Downtown Knoxville buzzed with people Saturday, as hundreds showed up for a day packed with events.
Which is why Wednesday night's water main break wasn't welcome news for Dogwood Arts.
"We woke up that morning and all kinda had an internal panic," marketing manager Erin Slocum says.
Fortunately, because of its location, the break didn't interrupt any of the events. But for a few drivers it was frustrating trying to get downtown.
"Normally we do come in this way and come in the top side. But we decided we'd come in through State Street instead," Leslie Burger says.
"We came in Kingston Pike to Neyland, and then came up over there somewhere," Galen Brooks says.
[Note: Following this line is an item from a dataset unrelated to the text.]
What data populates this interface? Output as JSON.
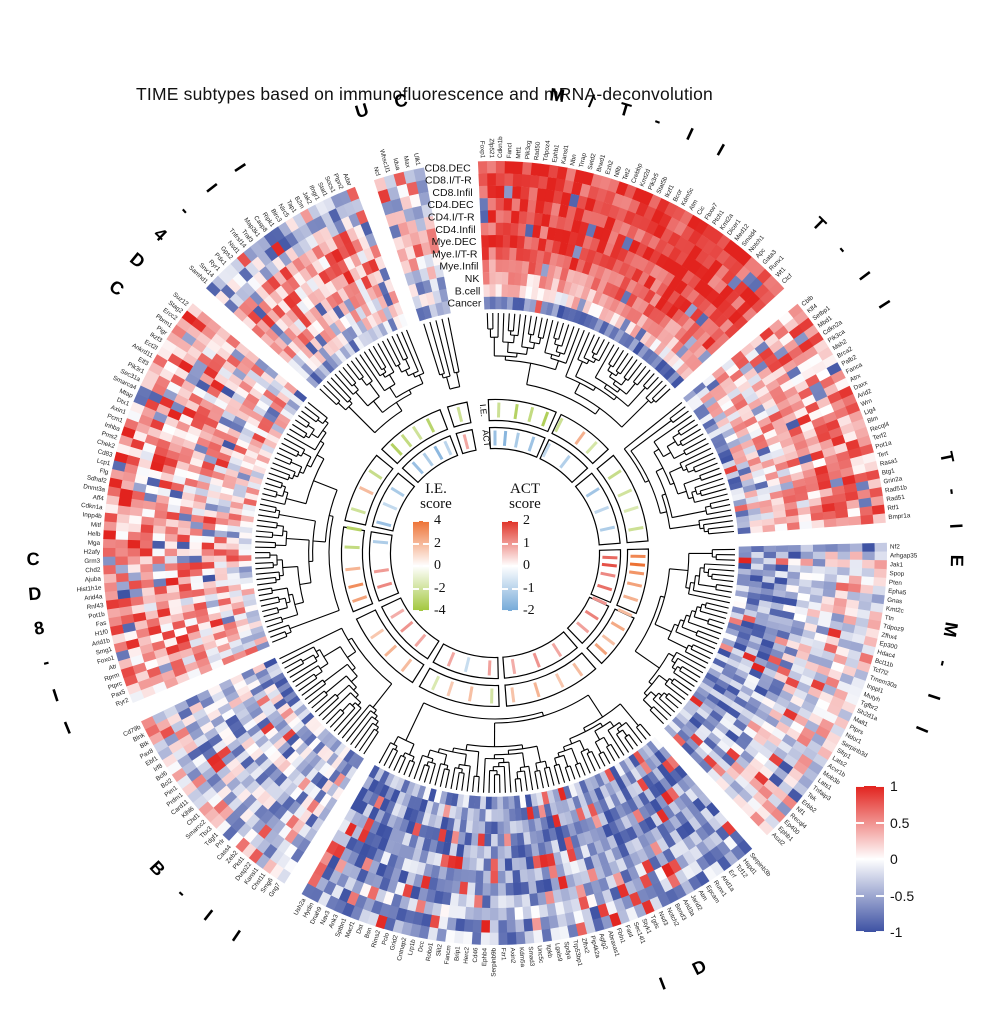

The intersection of Main Street and State Street is still closed while workers repair an 18-inch water main break -- a pipe that was 87 years old.
Chris Cox, civil & environmental engineering professor at the University of Tennessee, says the aging infrastructure is a growing problem.
"If we don't take proactive action, these kinds of events will become increasingly more common, where the infrastructural fails catastrophically," he says.
KUB has a program to replace aging pipes, called Century II. But they only replace 1 percent of the pipes per year.
As for replacing the broken pipe downtown -- KUB hopes to finish in the next few days.
But Rhythm and Bloom organizers aren't about to let a water main repair rain on their party.
"The vibe that it brings. Knoxville is such a cool city, and I think that the musical heritage here, sometimes people forget that. So we're just trying to highlight that," Slocum says.
Dogwood Arts says there are even visitors from overseas at the festival. A few Rhythm and Bloom tickets were sold in Great Britain and Ireland.